The good news for those working overtime to take our hands off the steering wheel is people love this stuff.

A J.D. Power survey found the automotive features consumers like best are those that ease the burden of driving. Collision mitigation, night vision, and blind spot detection topped the list because they improve safety and minimize risk. Rearview cameras (which make it easier to see behind you) and self-healing paint (very cool, and a money saver) rounded out the top five gadgets people love.

The study surveyed 5,300 consumers who bought or leased a new car in the past five years. It asked about 59 in-car technologies covering navigation, entertainment, connectivity, energy efficiency, and driver assistance. The high preference for driver assistance tech was common across all ages.

Consumers are seeing the benefit of such systems and are gaining confidence in them, says Kristin Kolodge, executive director of driver interaction & human-machine interface at J.D. Power. Things drivers don't care about so much? Gesture-control, biometric driver sensors, and haptic touch screens.

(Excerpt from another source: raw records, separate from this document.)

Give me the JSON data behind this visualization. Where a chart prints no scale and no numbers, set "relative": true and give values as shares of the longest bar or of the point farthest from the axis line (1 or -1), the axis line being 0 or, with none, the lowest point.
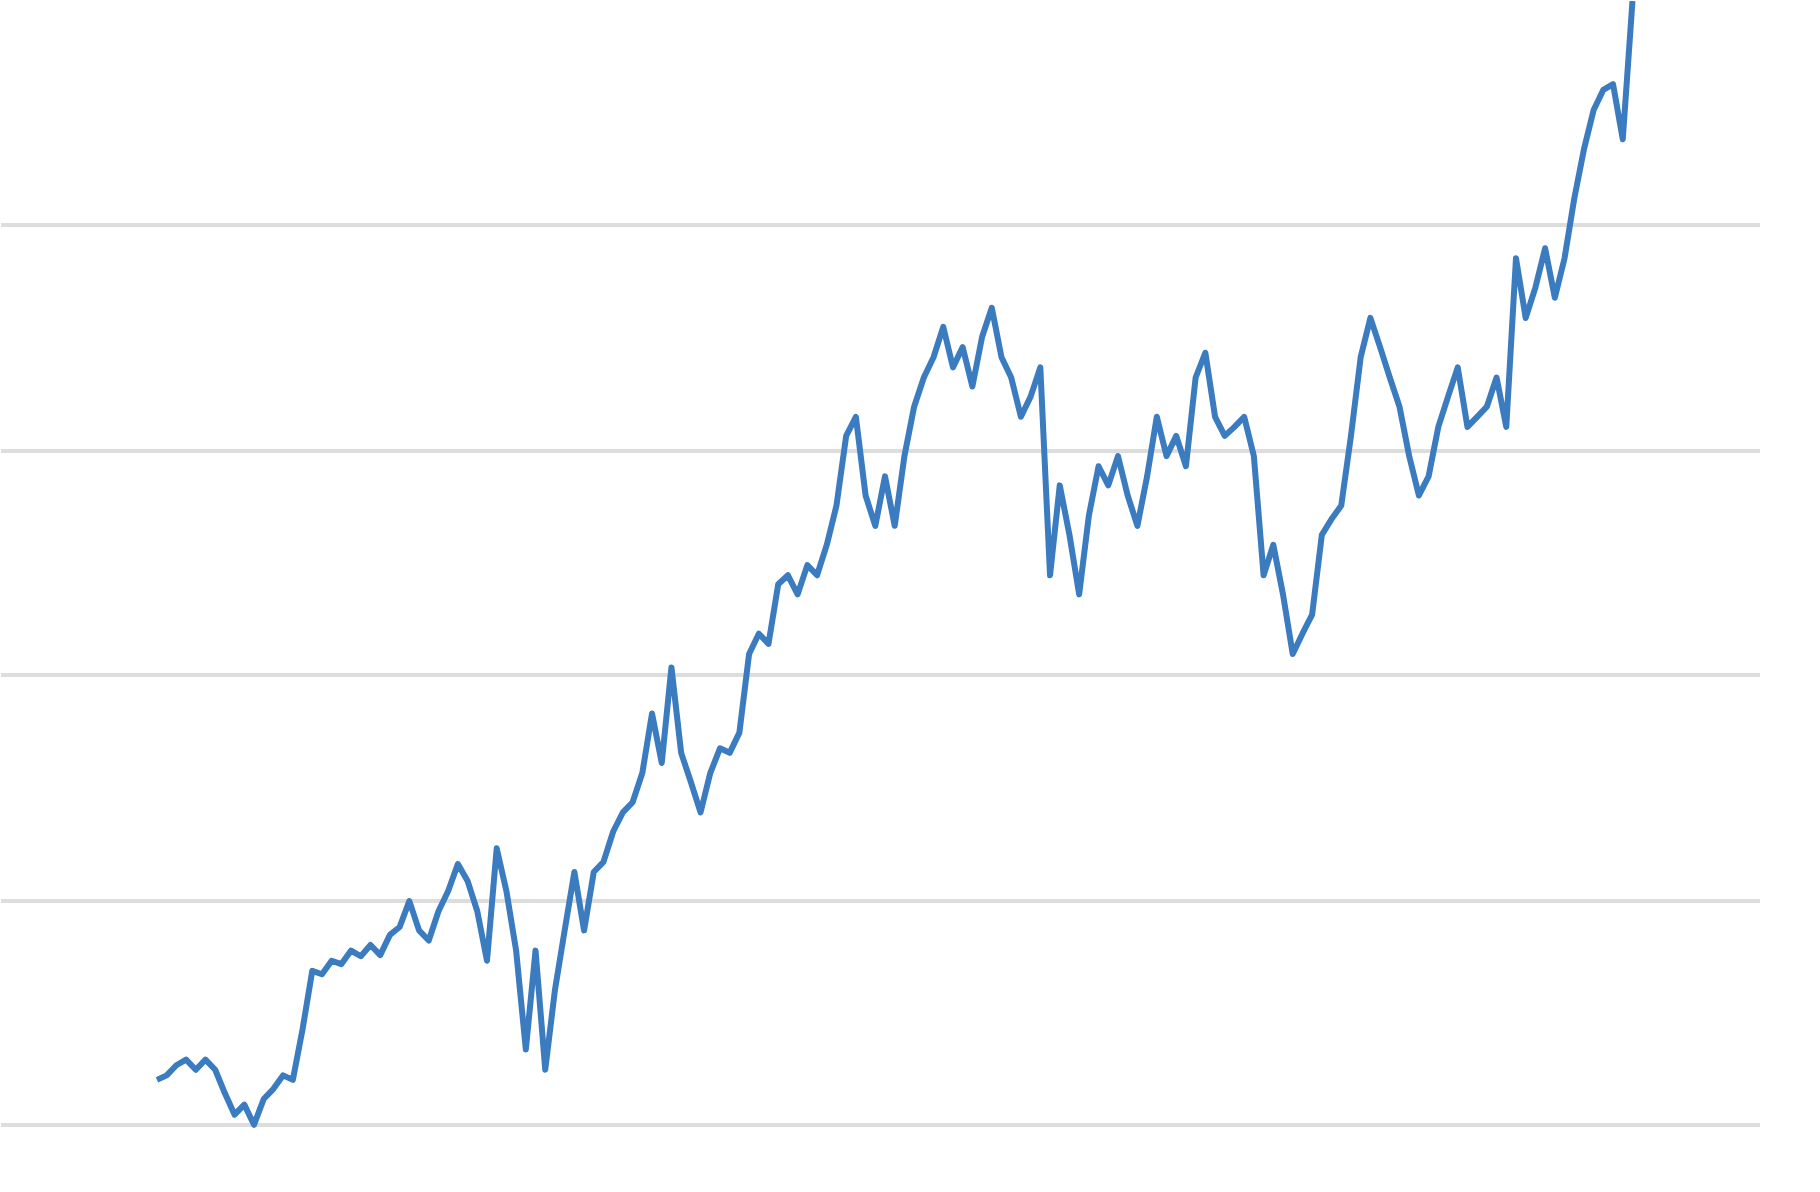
{
  "chart_data": {
    "type": "line",
    "relative": true,
    "grid": "y",
    "color": "#3b7bbf",
    "categories": [
      null,
      null,
      null,
      null,
      null,
      null,
      null,
      null,
      null,
      null,
      null,
      null,
      null,
      null,
      null,
      null,
      null,
      null,
      null,
      null,
      null,
      null,
      null,
      null,
      null,
      null,
      null,
      null,
      null,
      null,
      null,
      null,
      null,
      null,
      null,
      null,
      null,
      null,
      null,
      null,
      null,
      null,
      null,
      null,
      null,
      null,
      null,
      null,
      null,
      null,
      null,
      null,
      null,
      null,
      null,
      null,
      null,
      null,
      null,
      null,
      null,
      null,
      null,
      null,
      null,
      null,
      null,
      null,
      null,
      null,
      null,
      null,
      null,
      null,
      null,
      null,
      null,
      null,
      null,
      null,
      null,
      null,
      null,
      null,
      null,
      null,
      null,
      null,
      null,
      null,
      null,
      null,
      null,
      null,
      null,
      null,
      null,
      null,
      null,
      null,
      null,
      null,
      null,
      null,
      null,
      null,
      null,
      null,
      null,
      null,
      null,
      null,
      null,
      null,
      null,
      null,
      null,
      null,
      null,
      null,
      null,
      null,
      null,
      null,
      null,
      null,
      null,
      null,
      null,
      null,
      null,
      null,
      null,
      null,
      null,
      null,
      null,
      null,
      null,
      null,
      null,
      null,
      null,
      null,
      null,
      null,
      null,
      null,
      null,
      null,
      null,
      null,
      null
    ],
    "values": [
      0.04,
      0.044,
      0.053,
      0.058,
      0.049,
      0.058,
      0.049,
      0.028,
      0.009,
      0.018,
      0,
      0.023,
      0.032,
      0.044,
      0.04,
      0.085,
      0.137,
      0.134,
      0.146,
      0.143,
      0.155,
      0.15,
      0.16,
      0.151,
      0.169,
      0.176,
      0.199,
      0.173,
      0.164,
      0.19,
      0.208,
      0.232,
      0.217,
      0.19,
      0.146,
      0.246,
      0.208,
      0.155,
      0.067,
      0.155,
      0.049,
      0.12,
      0.173,
      0.225,
      0.173,
      0.225,
      0.234,
      0.261,
      0.278,
      0.287,
      0.313,
      0.366,
      0.322,
      0.407,
      0.331,
      0.305,
      0.278,
      0.313,
      0.335,
      0.331,
      0.349,
      0.419,
      0.437,
      0.428,
      0.481,
      0.489,
      0.472,
      0.498,
      0.489,
      0.516,
      0.551,
      0.613,
      0.63,
      0.56,
      0.533,
      0.577,
      0.533,
      0.595,
      0.639,
      0.665,
      0.683,
      0.71,
      0.674,
      0.692,
      0.657,
      0.701,
      0.727,
      0.683,
      0.665,
      0.63,
      0.648,
      0.674,
      0.489,
      0.569,
      0.525,
      0.472,
      0.542,
      0.586,
      0.569,
      0.595,
      0.56,
      0.533,
      0.577,
      0.63,
      0.595,
      0.613,
      0.586,
      0.665,
      0.687,
      0.63,
      0.613,
      0.621,
      0.63,
      0.595,
      0.489,
      0.516,
      0.472,
      0.419,
      0.437,
      0.454,
      0.525,
      0.539,
      0.551,
      0.613,
      0.683,
      0.718,
      0.692,
      0.665,
      0.639,
      0.595,
      0.56,
      0.577,
      0.621,
      0.648,
      0.674,
      0.621,
      0.63,
      0.639,
      0.665,
      0.621,
      0.771,
      0.718,
      0.745,
      0.78,
      0.736,
      0.771,
      0.824,
      0.868,
      0.903,
      0.921,
      0.926,
      0.877,
      1
    ]
  }
}
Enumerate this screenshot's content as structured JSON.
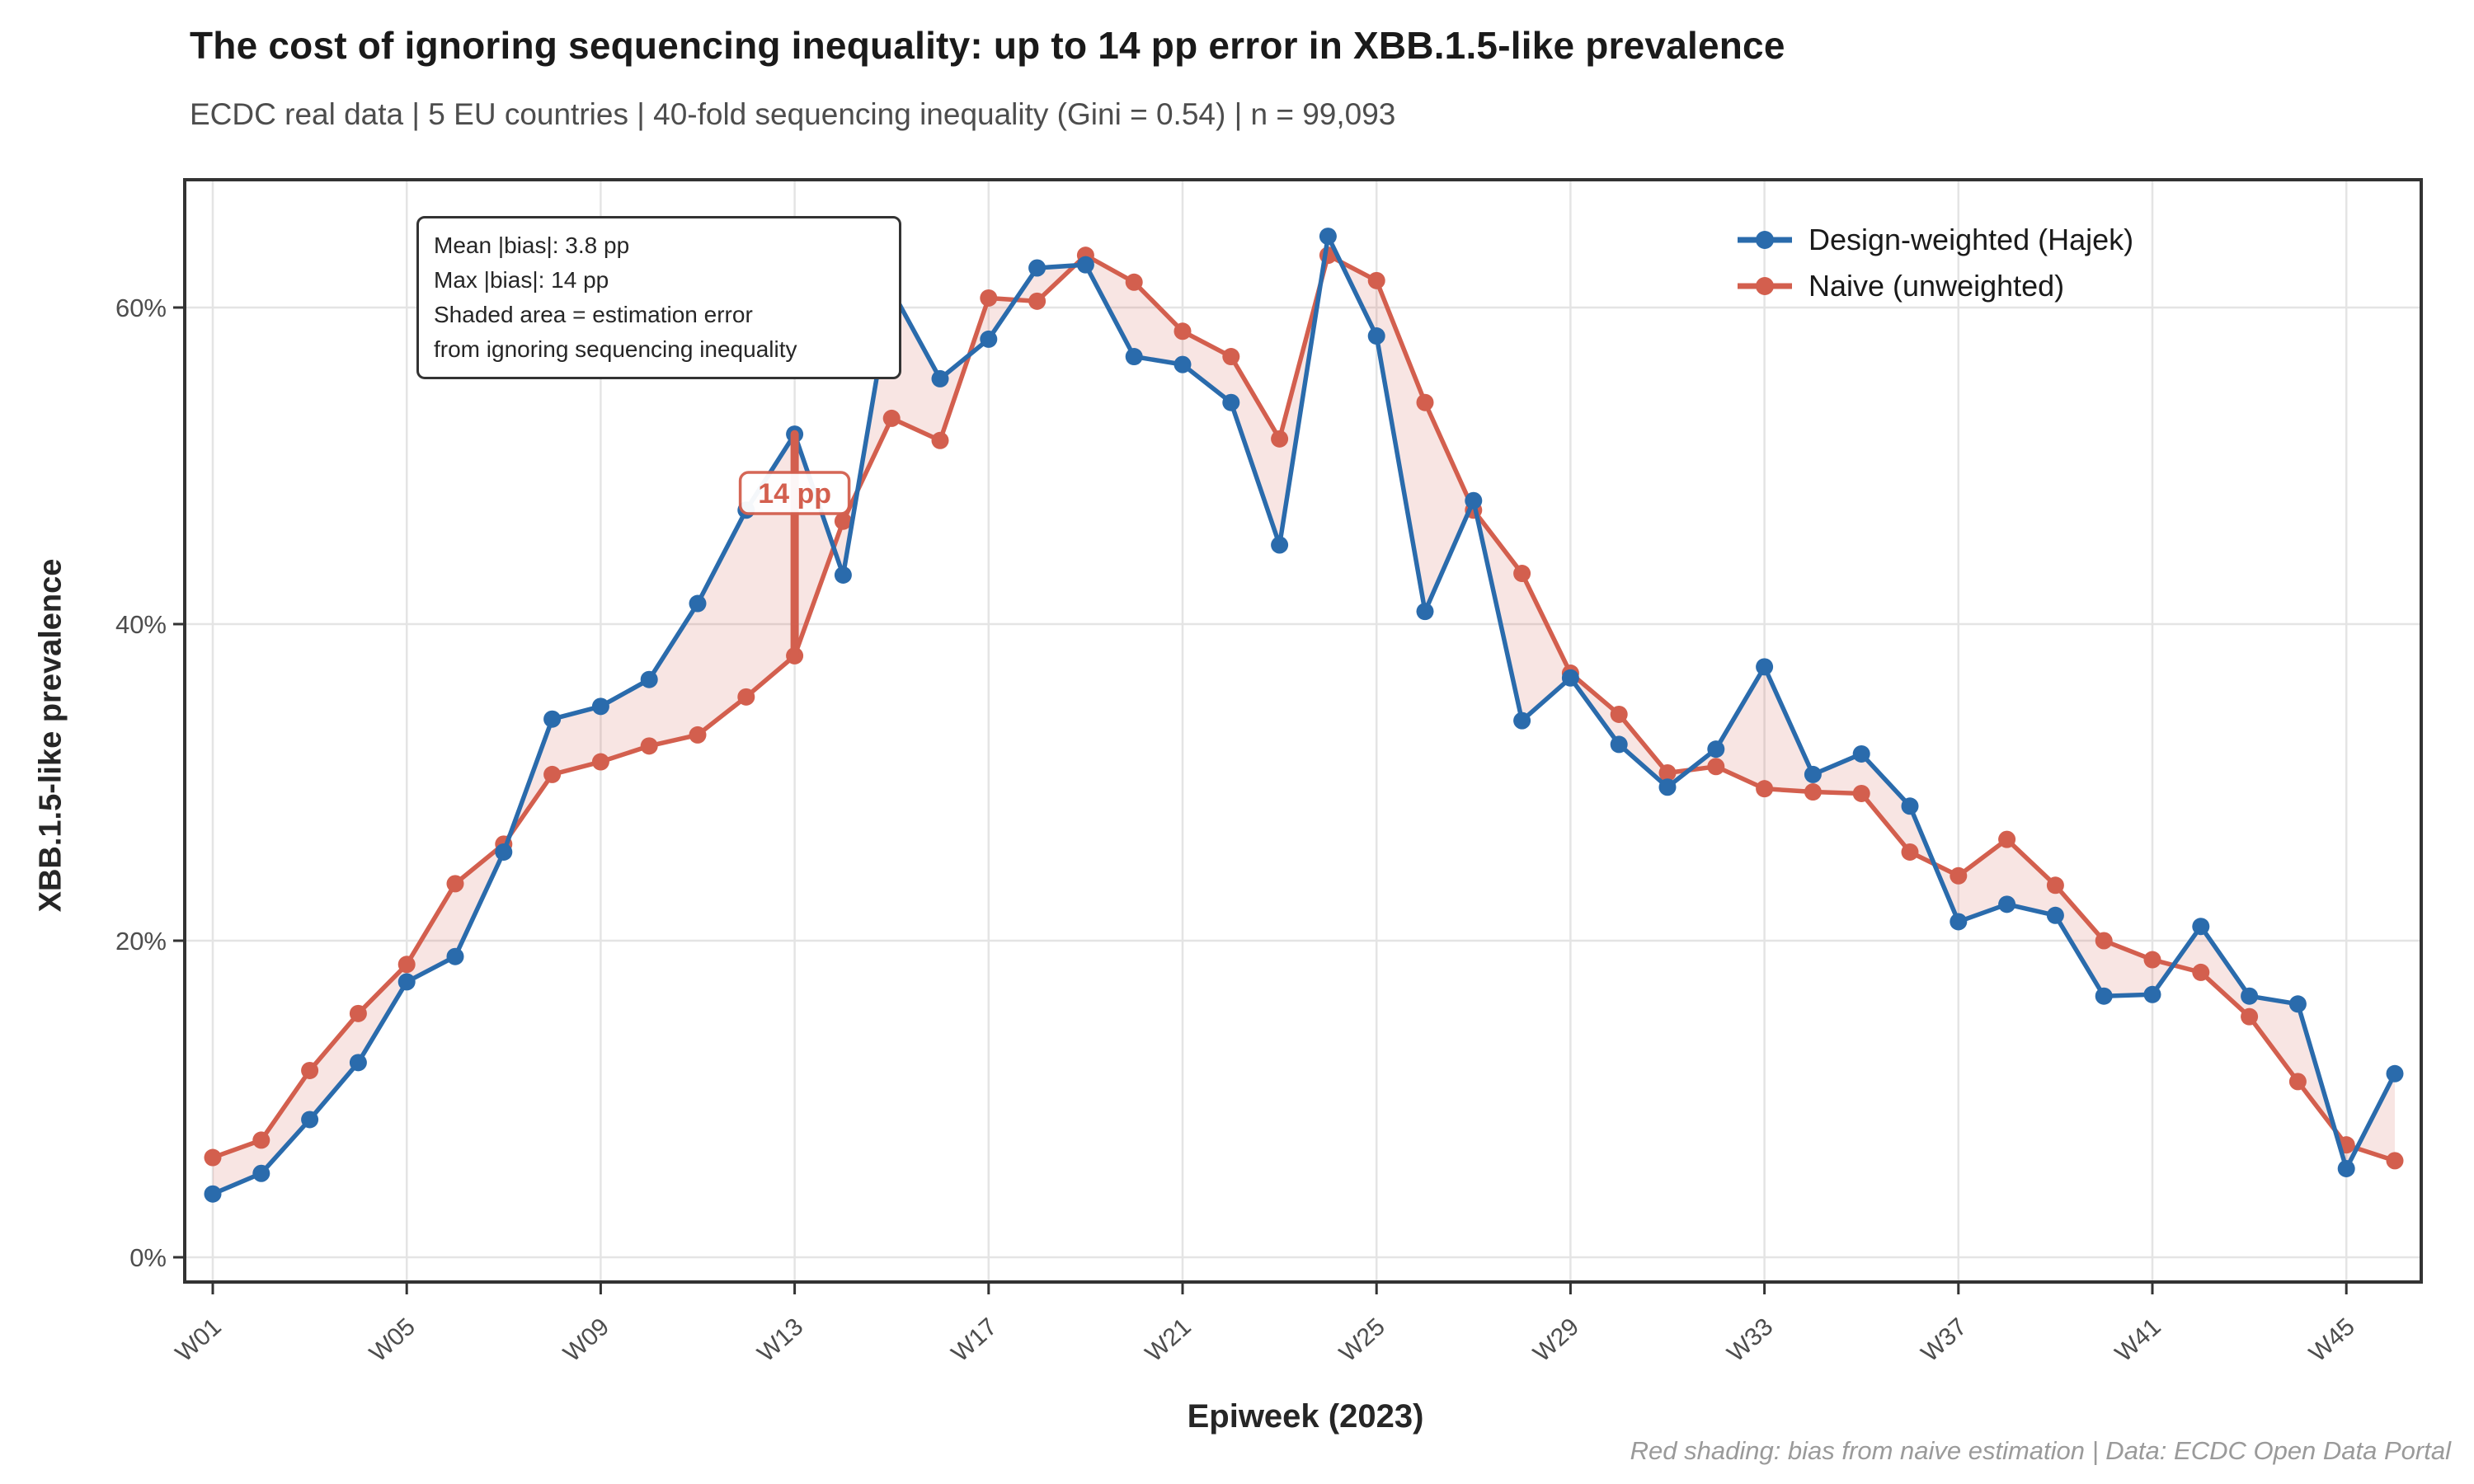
{
  "header": {
    "title": "The cost of ignoring sequencing inequality: up to 14 pp error in XBB.1.5-like prevalence",
    "subtitle": "ECDC real data | 5 EU countries | 40-fold sequencing inequality (Gini = 0.54) | n = 99,093"
  },
  "caption": "Red shading: bias from naive estimation | Data: ECDC Open Data Portal",
  "annotation": {
    "lines": [
      "Mean |bias|: 3.8 pp",
      "Max |bias|: 14 pp",
      "Shaded area = estimation error",
      "from ignoring sequencing inequality"
    ]
  },
  "legend": [
    {
      "label": "Design-weighted (Hajek)",
      "color": "#2a6bac"
    },
    {
      "label": "Naive (unweighted)",
      "color": "#d35f4e"
    }
  ],
  "chart_data": {
    "type": "line",
    "title": "The cost of ignoring sequencing inequality: up to 14 pp error in XBB.1.5-like prevalence",
    "xlabel": "Epiweek (2023)",
    "ylabel": "XBB.1.5-like prevalence",
    "x": [
      "W01",
      "W02",
      "W03",
      "W04",
      "W05",
      "W06",
      "W07",
      "W08",
      "W09",
      "W10",
      "W11",
      "W12",
      "W13",
      "W14",
      "W15",
      "W16",
      "W17",
      "W18",
      "W19",
      "W20",
      "W21",
      "W22",
      "W23",
      "W24",
      "W25",
      "W26",
      "W27",
      "W28",
      "W29",
      "W30",
      "W31",
      "W32",
      "W33",
      "W34",
      "W35",
      "W36",
      "W37",
      "W38",
      "W39",
      "W40",
      "W41",
      "W42",
      "W43",
      "W44",
      "W45",
      "W46"
    ],
    "x_tick_labels": [
      "W01",
      "W05",
      "W09",
      "W13",
      "W17",
      "W21",
      "W25",
      "W29",
      "W33",
      "W37",
      "W41",
      "W45"
    ],
    "y_tick_labels": [
      "0%",
      "20%",
      "40%",
      "60%"
    ],
    "y_tick_values": [
      0,
      20,
      40,
      60
    ],
    "ylim": [
      -1.6,
      68.1
    ],
    "grid": "major-only",
    "legend_position": "top-right-inside",
    "series": [
      {
        "name": "Design-weighted (Hajek)",
        "color": "#2a6bac",
        "values": [
          4.0,
          5.3,
          8.7,
          12.3,
          17.4,
          19.0,
          25.6,
          34.0,
          34.8,
          36.5,
          41.3,
          47.2,
          52.0,
          43.1,
          61.1,
          55.5,
          58.0,
          62.5,
          62.7,
          56.9,
          56.4,
          54.0,
          45.0,
          64.5,
          58.2,
          40.8,
          47.8,
          33.9,
          36.6,
          32.4,
          29.7,
          32.1,
          37.3,
          30.5,
          31.8,
          28.5,
          21.2,
          22.3,
          21.6,
          16.5,
          16.6,
          20.9,
          16.5,
          16.0,
          5.6,
          11.6
        ]
      },
      {
        "name": "Naive (unweighted)",
        "color": "#d35f4e",
        "values": [
          6.3,
          7.4,
          11.8,
          15.4,
          18.5,
          23.6,
          26.1,
          30.5,
          31.3,
          32.3,
          33.0,
          35.4,
          38.0,
          46.5,
          53.0,
          51.6,
          60.6,
          60.4,
          63.3,
          61.6,
          58.5,
          56.9,
          51.7,
          63.3,
          61.7,
          54.0,
          47.2,
          43.2,
          36.9,
          34.3,
          30.6,
          31.0,
          29.6,
          29.4,
          29.3,
          25.6,
          24.1,
          26.4,
          23.5,
          20.0,
          18.8,
          18.0,
          15.2,
          11.1,
          7.1,
          6.1
        ]
      }
    ],
    "band_fill": "rgba(211,95,78,0.16)",
    "bias_marker": {
      "week": "W13",
      "from": 38.0,
      "to": 52.0,
      "label": "14 pp"
    },
    "style": {
      "grid_color": "#e4e4e4",
      "border_color": "#333333",
      "tick_label_color": "#4d4d4d"
    }
  }
}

To see how the desire for a system that hits the brakes in an emergency translates to wanting a car that does all the work, the study asked respondents about their interest in fully autonomous, semi-autonomous (the car's in charge, but the human must be ready to take over), and traffic jam assist (the car handles itself at slow speeds). "The full self-driving system performed the highest out of those three, from a preference perspective," Kolodge says.

Break the numbers down by age, though, and that changes a bit. Generation Y respondents (born between 1977 and 1994) had the most interest in full automation, while pre-boomers (born before 1946) went for traffic jam assist. That makes sense: Younger people naturally tend to be more interested in and open to new technology.

But that doesn't mean older drivers---who may have the most to gain from autonomous tech, as it could keep them moving longer---won't change their minds. "The interest that we're seeing in these collision prevention technologies," Kolodge says, means that customers will get used to them, and start to trust them. "We're gonna continue to see this path more and more toward self-driving, because they are building that level of trust."